Aslında Cumhuriyet Savcıları bu konuda re’sen görevlidir. Kendilerine Adalet Bakanı’nın soruşturma emri vermesi gerekmiyor!
Ne gerekiyordu soruşturma açılması için?
Hanefi Avcı’nın gizli tanık olması mı gerekiyordu?
* * *
Bugüne kadar sürdürülen soruşturmaların hepsinde gizli tanıklar var. AKP hükümeti, önce yasa ile gizli tanık kurumunu getirdi, askeri savcılıkların siviller hakkındaki soruşturma yetkisini kaldırdı, düğmeye ondan sonra bastı.
Fakat Hanefi Avcı’nın iddiaları, hemen herkesin bildiği, ancak telaffuz edemediği iddialardır. Bugüne kadar hükümet, çetelerden şikayetçiydi. İşte şimdi devletin en önemli kurumlarındaki çeteleşme ortaya çıkarıldı! Bu iddiaları kim soruşturacak?
Haklarında devlet içinde çete kurmak iddiası bulunanlar soruşturmamalı elbette.

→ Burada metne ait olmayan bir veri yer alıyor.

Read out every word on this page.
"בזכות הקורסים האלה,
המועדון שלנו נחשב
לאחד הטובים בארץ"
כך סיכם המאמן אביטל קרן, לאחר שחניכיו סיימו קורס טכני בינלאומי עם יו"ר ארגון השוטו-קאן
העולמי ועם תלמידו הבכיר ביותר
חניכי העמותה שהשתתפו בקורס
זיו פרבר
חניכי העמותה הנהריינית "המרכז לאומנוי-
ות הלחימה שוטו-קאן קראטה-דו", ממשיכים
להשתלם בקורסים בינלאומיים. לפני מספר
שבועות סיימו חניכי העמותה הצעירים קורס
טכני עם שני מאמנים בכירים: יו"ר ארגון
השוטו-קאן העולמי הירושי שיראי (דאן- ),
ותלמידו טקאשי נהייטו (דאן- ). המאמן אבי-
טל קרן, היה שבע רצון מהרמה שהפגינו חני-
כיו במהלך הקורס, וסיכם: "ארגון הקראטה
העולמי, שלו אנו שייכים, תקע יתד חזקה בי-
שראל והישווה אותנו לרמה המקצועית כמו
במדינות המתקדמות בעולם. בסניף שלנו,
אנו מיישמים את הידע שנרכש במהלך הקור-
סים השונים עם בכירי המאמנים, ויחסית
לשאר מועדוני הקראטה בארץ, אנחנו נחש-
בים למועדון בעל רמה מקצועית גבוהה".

Bence Hanefi Avcı’nın iddiaları, hükümetin derhal istifasını gerektirecek boyutlardadır. Çünkü, yargı ve polis içinde bir çeteleşme varsa ve bu çete masum insanları haksız suçlamalar ile özgürlüğünden mahkum ediyorsa, bunun hükümetin bilgisi dışında gerçekleştiğini kimse söyleyemez ve bu vebalin altından kimse kalkamaz.
* * *
Aslında Hanefi Avcı’nın ortaya çıkıp yüksek sesle gerçekleri dile getirmesi gerekmiyordu. Yargıtay Cumhuriyet Başsavcısı, Genelkurmay Başkanlığı Askeri Mahkemesi Savcısı, İstanbul, Ankara ve İzmir Cumhuriyet Başsavcıları, Hanefi Avcı’nın yazdığı hemen her iddianın doğru olduğunu bilmiyorlar mı?
Biliyorlarsa neden görevlerinin gereğini yapmıyorlar?
Cumhuriyet elden gittikten sonra, “cumhuriyet savcılığı” diye bir makam kalacağını mı zannediyorlar?